Customer churn refers to the situation where customers stop using the services of a company. In the telecommunications industry, predicting customer churn is important because retaining existing customers is often more cost-effective than acquiring new ones. Machine learning techniques can analyze historical customer data and identify patterns that indicate whether a customer is likely to leave the service.

Decision Tree and Random Forest are supervised machine learning algorithms commonly used for classification problems such as churn prediction. These algorithms learn patterns from historical customer data and make predictions for new customers based on their features.

Target Variable

In this churn prediction problem, the target variable is the outcome we want to predict:

  • Target Variable: Churn
  • Output: It answers Yes (if the customer is likely to leave) or No (if the customer is likely to stay).

The model uses independent variables (features) like tenure, monthly charges, and contract type to predict this binary outcome.

Decision Tree

A Decision Tree is a tree used for classification and regression tasks. It splits the dataset into smaller subsets based on feature values, forming a structure consisting of nodes and branches.

The main components of a decision tree include:

  • Root Node – The top node representing the entire dataset.
  • Decision Nodes – Nodes where the dataset is split based on feature conditions.
  • Leaf Nodes – The final nodes that represent the predicted class (e.g., churn or no churn).

Decision Trees use impurity measures to determine the best feature for splitting the data.

Common impurity measures include:

  • Gini Impurity – Measures how often a randomly chosen element would be incorrectly classified.
  • Entropy – Measures the uncertainty or impurity of class labels in a node.

Hyperparameters such as max_depth, min_samples_split, and min_samples_leaf control the structure of the tree and help prevent overfitting. Pruning techniques are also used to reduce unnecessary branches and improve model generalization.

Random Forest

Random Forest is an ensemble learning method that combines multiple Decision Trees to improve prediction accuracy and reduce overfitting. Instead of relying on a single tree, Random Forest builds many trees and aggregates their predictions.

Key concepts of Random Forest include:

  • Multiple Decision Trees (Estimators) – A large number of trees are trained using different subsets of data.
  • Bootstrap Sampling – Each tree is trained on a bootstrap sample (sampling with replacement) from the original dataset.
  • Feature Randomness – At each split, only a random subset of features is considered.
  • Majority Voting – The final prediction is determined by the majority vote of all trees.

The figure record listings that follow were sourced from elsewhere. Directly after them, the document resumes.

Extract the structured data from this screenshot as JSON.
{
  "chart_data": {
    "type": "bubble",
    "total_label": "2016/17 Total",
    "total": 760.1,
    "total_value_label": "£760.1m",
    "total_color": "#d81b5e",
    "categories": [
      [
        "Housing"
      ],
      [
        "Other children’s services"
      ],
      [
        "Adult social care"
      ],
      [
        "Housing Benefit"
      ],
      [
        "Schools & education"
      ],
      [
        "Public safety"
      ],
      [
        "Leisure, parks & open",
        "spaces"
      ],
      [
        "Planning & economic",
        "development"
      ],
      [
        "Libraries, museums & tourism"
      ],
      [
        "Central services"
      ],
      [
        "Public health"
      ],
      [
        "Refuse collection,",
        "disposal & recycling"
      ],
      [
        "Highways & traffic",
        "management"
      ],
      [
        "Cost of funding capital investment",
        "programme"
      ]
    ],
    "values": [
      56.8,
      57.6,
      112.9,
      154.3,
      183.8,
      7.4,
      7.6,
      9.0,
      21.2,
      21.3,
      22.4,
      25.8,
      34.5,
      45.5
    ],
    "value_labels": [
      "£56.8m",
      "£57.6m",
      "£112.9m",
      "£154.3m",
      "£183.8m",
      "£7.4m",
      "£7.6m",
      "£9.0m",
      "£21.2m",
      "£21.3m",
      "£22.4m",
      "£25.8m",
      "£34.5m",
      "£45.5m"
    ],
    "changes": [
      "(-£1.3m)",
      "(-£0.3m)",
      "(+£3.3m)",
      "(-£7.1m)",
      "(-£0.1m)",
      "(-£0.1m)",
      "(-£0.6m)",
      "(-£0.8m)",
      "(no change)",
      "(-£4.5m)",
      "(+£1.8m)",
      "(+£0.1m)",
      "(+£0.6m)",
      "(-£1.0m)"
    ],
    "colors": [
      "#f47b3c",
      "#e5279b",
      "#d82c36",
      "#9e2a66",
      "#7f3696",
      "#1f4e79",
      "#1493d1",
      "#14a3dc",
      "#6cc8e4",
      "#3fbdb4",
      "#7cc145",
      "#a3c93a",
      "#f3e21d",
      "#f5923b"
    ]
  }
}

Important hyperparameters in Random Forest include:

  • n_estimators – Number of trees in the forest.
  • max_depth – Maximum depth of each tree.
  • max_features – Number of features considered when splitting a node.
  • min_samples_split and min_samples_leaf – Control the minimum number of samples required to split or form a leaf node.
Decision Tree vs Random Forest

Decision Trees are simple and easy to interpret, making them useful for understanding decision rules in the data. However, they are prone to overfitting when the tree becomes too deep.

Random Forest overcomes this limitation by combining multiple trees, which improves prediction accuracy and robustness. While Random Forest models are generally more accurate, they are less interpretable compared to a single Decision Tree.

By training and comparing both models on telecom customer data, it becomes possible to evaluate which approach performs better for predicting customer churn and to understand how model parameters influence prediction performance.

Evaluation Measures

To evaluate the effectiveness of the models, the following measures are commonly used:

  • Accuracy – The percentage of total predictions that were correct.
  • Confusion Matrix – A table that summarizes the performance of the classification algorithm by showing the count of:
    • True Positives (TP): Correctly predicted "Yes".
    • True Negatives (TN): Correctly predicted "No".
    • False Positives (FP): Incorrectly predicted "Yes".
    • False Negatives (FN): Incorrectly predicted "No".
  • Precision, Recall, and F1-Score – Metrics used to measure the quality of predictions, especially when dealing with imbalanced churn data.